Workers who process rotisserie chickens might not be treated humanely, either
It's not just the animals that may suffer at the hands of producers in order to guarantee a seemingly never-ending supply of fresh rotisserie chickens at a cheap price. Both workers at processing plants and farmers who oversee the chickens before processing can suffer, too.
As one in-depth report from Taste noted, the farmers contracted to raise these chickens must often take on crippling amounts of debt to do so, and have little rights within the supply chain, often putting them at an economic disadvantage. Employees at processing plants often face dangerous working conditions, many caused directly by employer negligence and abuse. As just one example, Oxfam America has produced a report on the denial of bathroom breaks in the poultry industry, endangering employee health and subjecting them to humiliation. While not directly related to rotisserie chickens, more recently, reports have come out regarding the use of illegal child labor in poultry processing plants, resulting in serious injury and, in some cases, death.
Some rotisserie chickens can make you sick
While you might just assume that just because a rotisserie chicken is kept in the store's warming case it's kept at the right temperature to prevent bacteria growth, that's not always the case, according to a food safety consultant who spoke with Fox 11. They noted that, before you pick your rotisserie chicken from the case, you should give it a quick feel and make sure that it's truly warm to the touch. You should also make sure that the chicken is fully sitting in the heating case. After speaking with the food safety consultant, Fox 11 reported that it visited a grocery store to get a look at its rotisserie chickens, and found that, while management said they monitored the warming case's temperatures every hour, the thermometers in the warming cases didn't even work.
According to the U.S. Department of Agriculture, cooked meat and poultry must be kept at a temperature either below 40 degrees Fahrenheit or above 140 degrees Fahrenheit, in order to stay out of the "danger zone," in which bacteria can begin to rapidly grow in just 20 minutes.

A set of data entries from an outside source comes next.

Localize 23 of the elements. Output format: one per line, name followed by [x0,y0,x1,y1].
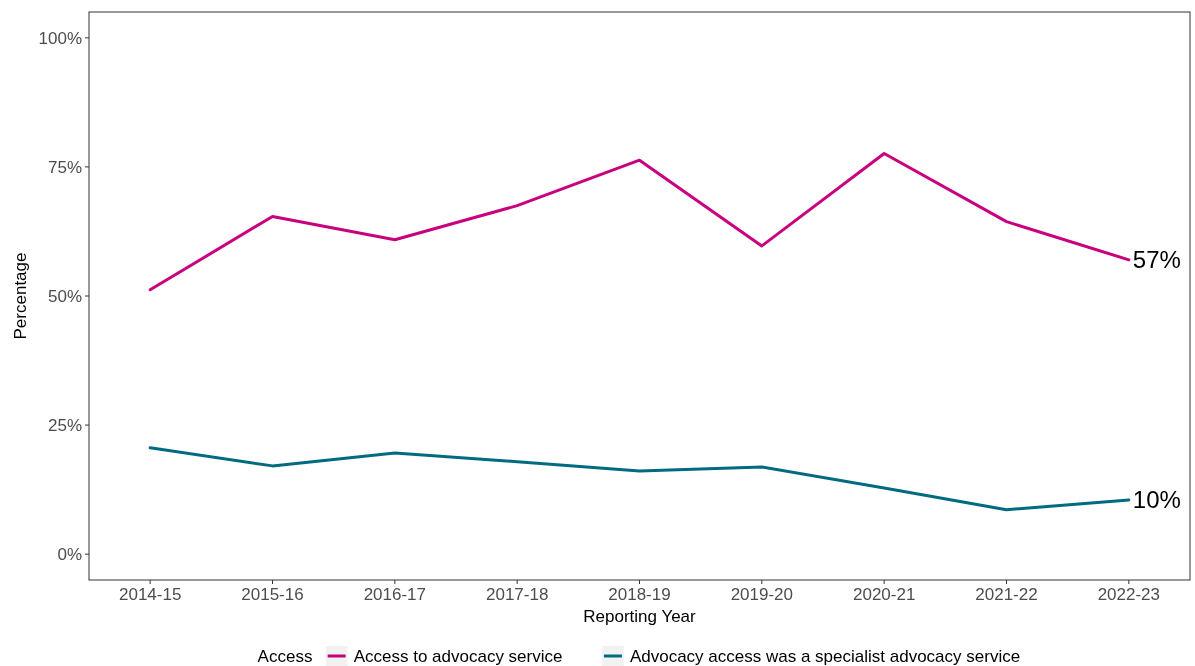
y-tick-label: 100% [38,28,82,48]
legend-label: Access to advocacy service [353,646,563,666]
x-axis-title: Reporting Year [583,607,697,626]
x-tick-label: 2021-22 [975,585,1038,604]
x-tick-label: 2022-23 [1097,585,1161,604]
data-label: 57% [1132,246,1181,274]
line-series [148,446,1131,512]
x-tick-label: 2020-21 [852,585,916,604]
x-tick-label: 2019-20 [730,585,794,604]
x-tick-label: 2017-18 [485,585,549,604]
y-tick-label: 0% [57,545,82,565]
legend-title: Access [257,646,313,666]
x-tick-label: 2014-15 [118,585,182,604]
x-tick-label: 2018-19 [608,585,671,604]
y-tick-label: 75% [47,157,82,177]
legend-label: Advocacy access was a specialist advocacy service [629,646,1021,666]
line-series [148,151,1131,292]
data-label: 10% [1132,486,1181,514]
x-tick-label: 2015-16 [241,585,304,604]
y-tick-label: 25% [47,416,82,436]
y-axis-title: Percentage [11,252,30,340]
x-tick-label: 2016-17 [363,585,427,604]
y-tick-label: 50% [47,286,82,306]
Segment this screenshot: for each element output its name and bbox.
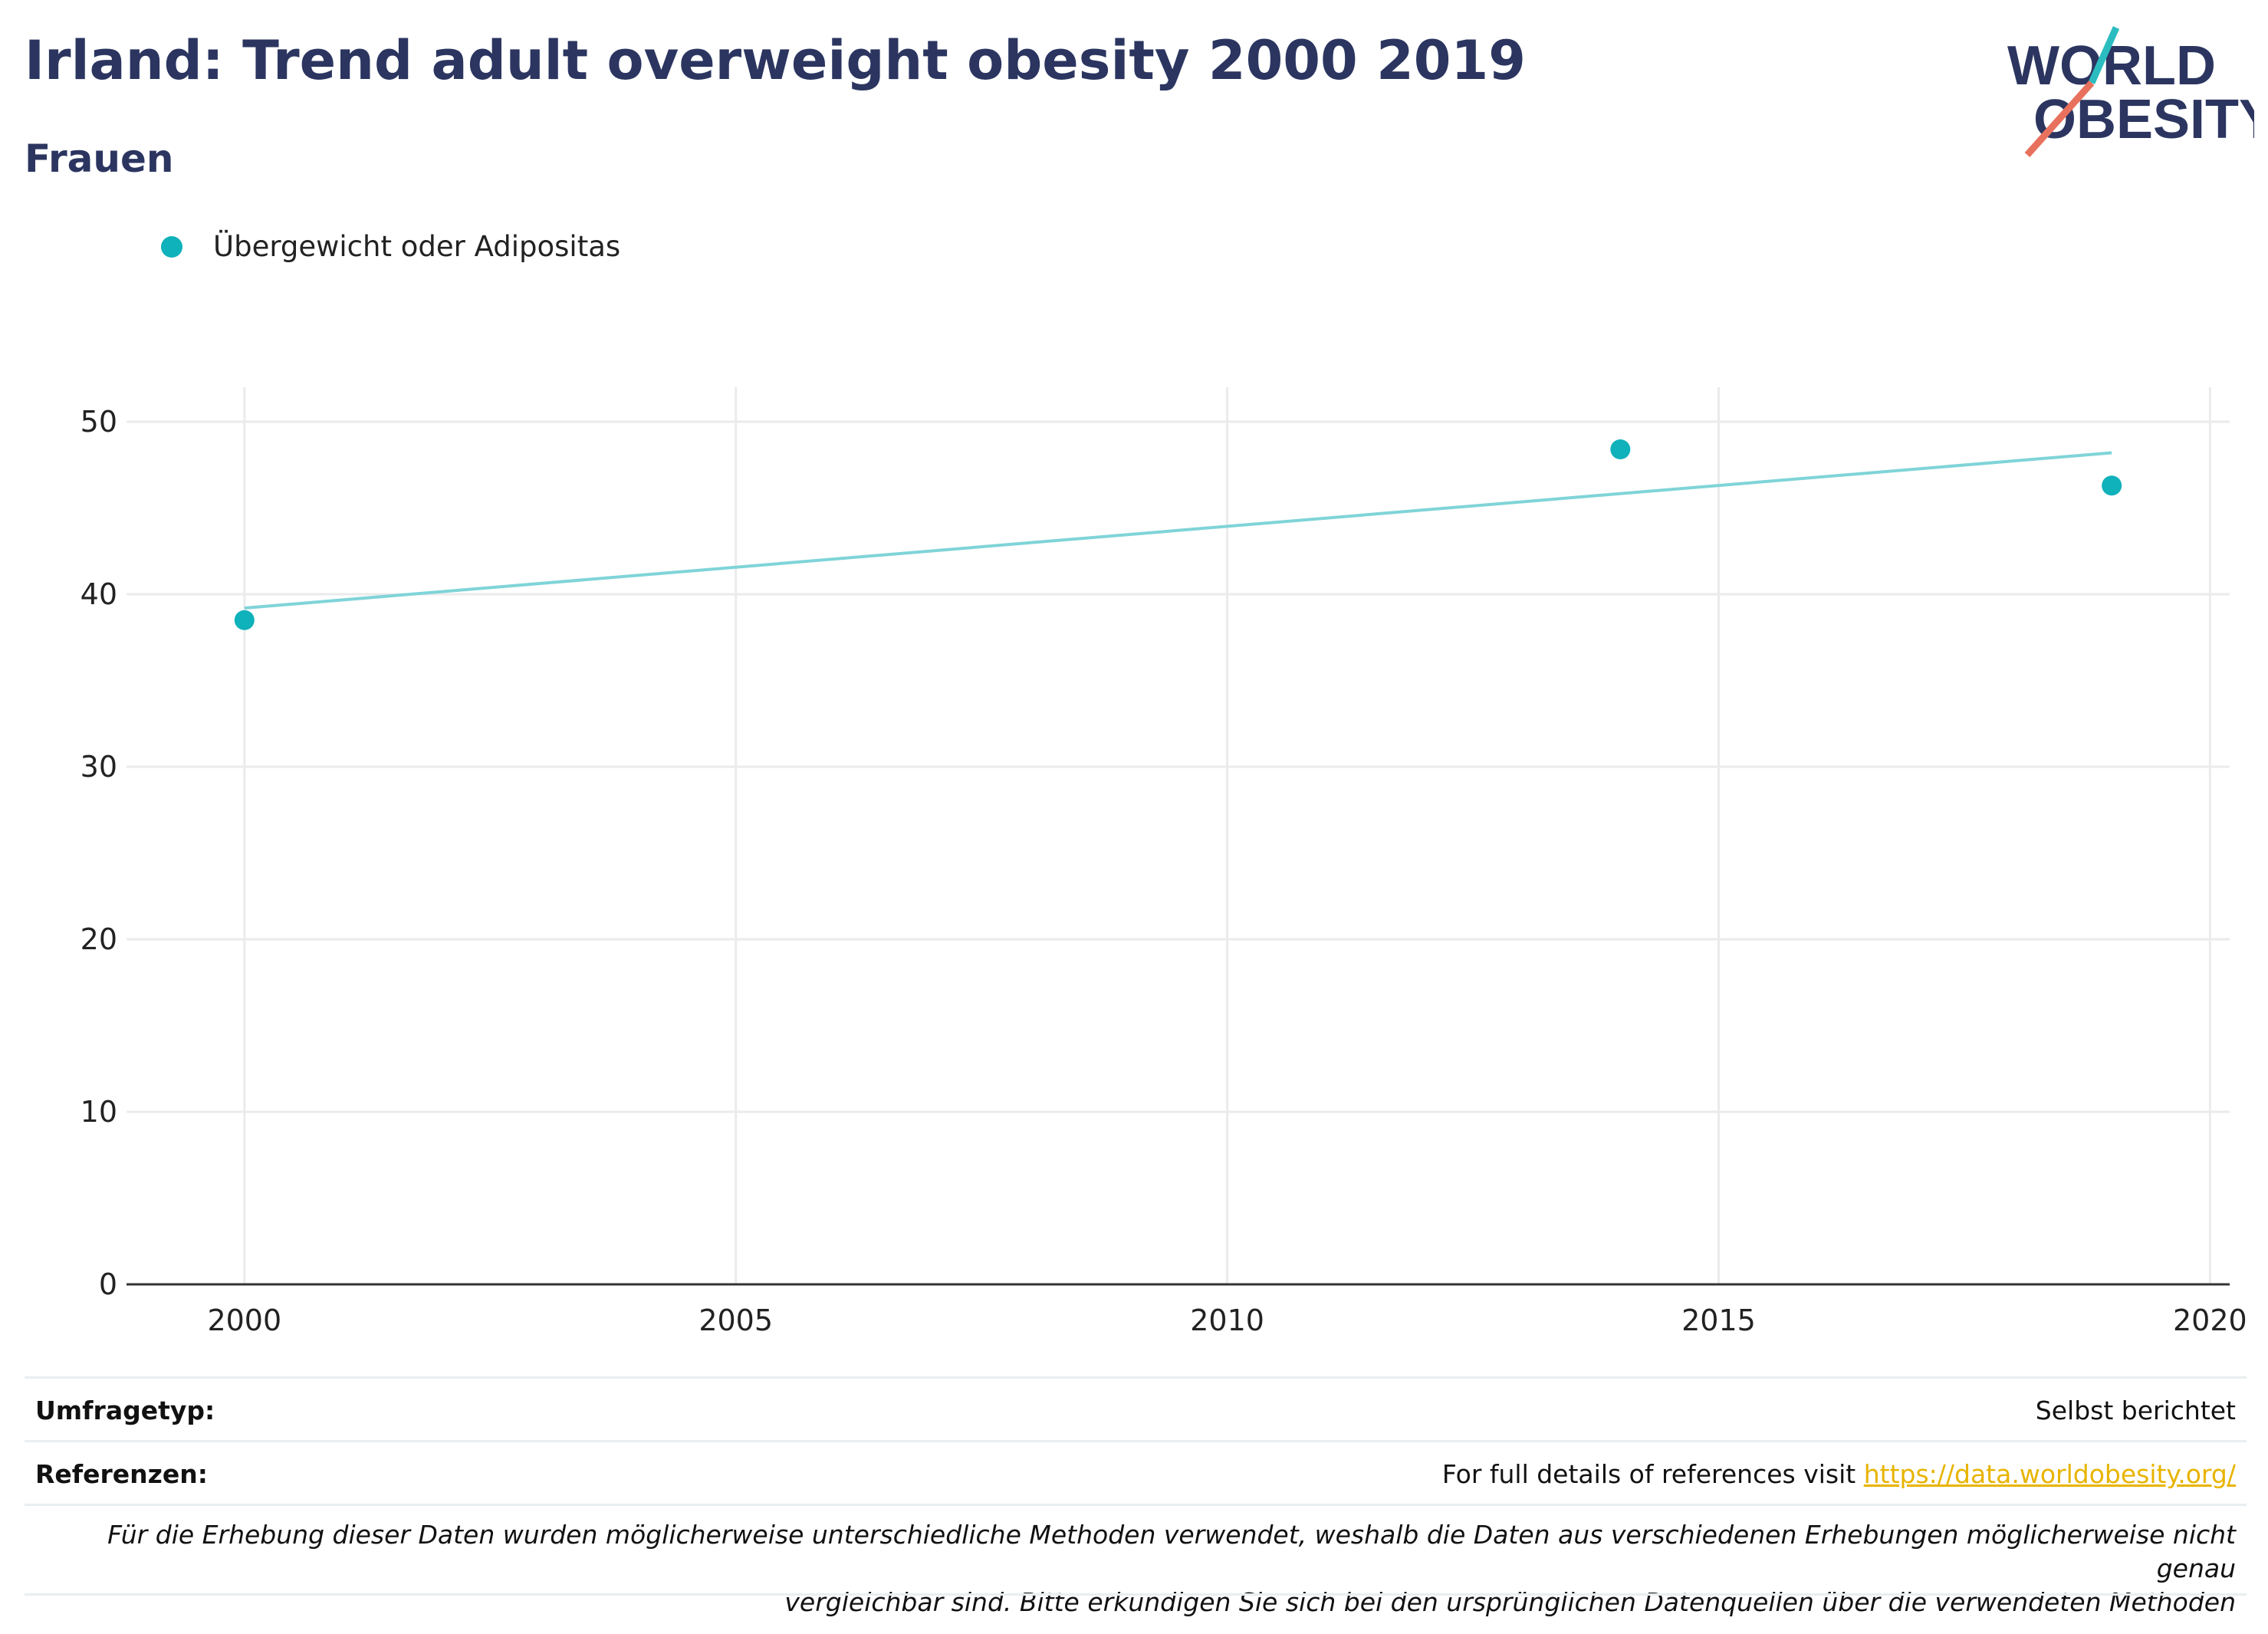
x-tick-label: 2010: [1190, 1304, 1264, 1337]
scatter-chart: 0 10 20 30 40 50 2000 2005 2010 2015 2020: [81, 387, 2247, 1337]
legend-label: Übergewicht oder Adipositas: [213, 230, 621, 263]
survey-type-value: Selbst berichtet: [2035, 1396, 2236, 1425]
footnote-line-1: Für die Erhebung dieser Daten wurden mög…: [107, 1520, 2236, 1583]
trend-line: [244, 451, 2112, 610]
page-subtitle: Frauen: [25, 136, 174, 181]
data-point: [234, 610, 255, 630]
y-tick-label: 10: [81, 1095, 117, 1129]
footnote-line-2: vergleichbar sind. Bitte erkundigen Sie …: [784, 1587, 2236, 1617]
y-tick-label: 20: [81, 922, 117, 956]
y-tick-label: 50: [81, 405, 117, 439]
world-obesity-logo: WORLD OBESITY: [2007, 26, 2254, 157]
references-label: Referenzen:: [35, 1459, 208, 1489]
x-tick-label: 2000: [207, 1304, 281, 1337]
methodology-footnote: Für die Erhebung dieser Daten wurden mög…: [25, 1518, 2236, 1619]
page-title: Irland: Trend adult overweight obesity 2…: [25, 29, 1526, 92]
x-tick-label: 2020: [2173, 1304, 2247, 1337]
y-tick-label: 30: [81, 750, 117, 784]
legend-marker: [161, 235, 182, 258]
logo-slash-top: [2088, 26, 2120, 84]
x-tick-label: 2005: [698, 1304, 773, 1337]
survey-type-row: Umfragetyp: Selbst berichtet: [25, 1376, 2247, 1442]
x-tick-label: 2015: [1681, 1304, 1756, 1337]
references-value: For full details of references visit htt…: [1442, 1459, 2236, 1489]
chart-legend[interactable]: Übergewicht oder Adipositas: [161, 230, 620, 263]
y-tick-label: 40: [81, 577, 117, 611]
references-link[interactable]: https://data.worldobesity.org/: [1863, 1459, 2236, 1489]
y-tick-label: 0: [99, 1267, 117, 1301]
data-point: [1610, 439, 1631, 459]
logo-slash-bottom: [2024, 81, 2095, 157]
survey-type-label: Umfragetyp:: [35, 1396, 215, 1425]
references-row: Referenzen: For full details of referenc…: [25, 1440, 2247, 1505]
bottom-divider: [25, 1593, 2247, 1596]
footnote-divider: [25, 1504, 2247, 1506]
references-text: For full details of references visit: [1441, 1459, 1864, 1489]
data-point: [2102, 475, 2122, 496]
logo-line2: OBESITY: [2033, 89, 2254, 150]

Rotisserie chickens are bred smaller than other store-bought chickens
Are you feeding a crowd and want to get the most meat from a single bird? You might want to bypass the rotisserie chicken and opt for roasting a raw bird yourself. As a representative from the National Chicken Council told Taste, the chickens that you find in the warming case are typically chickens bred specifically to be rotisserie chickens — and that means they're usually smaller, on average, than your standard, raw, whole chicken found elsewhere in the grocery store.
Similarly, an anonymous source told Hi's Eye that, where they work at a Stop & Shop, the store's rotisserie chickens are about half the size or smaller than the store's raw chickens in the poultry case. The publication likewise found that, at a variety of grocery and membership club stores, rotisserie chickens weighed in at around 30–48 ounces, compared to the 80–86 ounces that the raw chickens in the same stores boasted.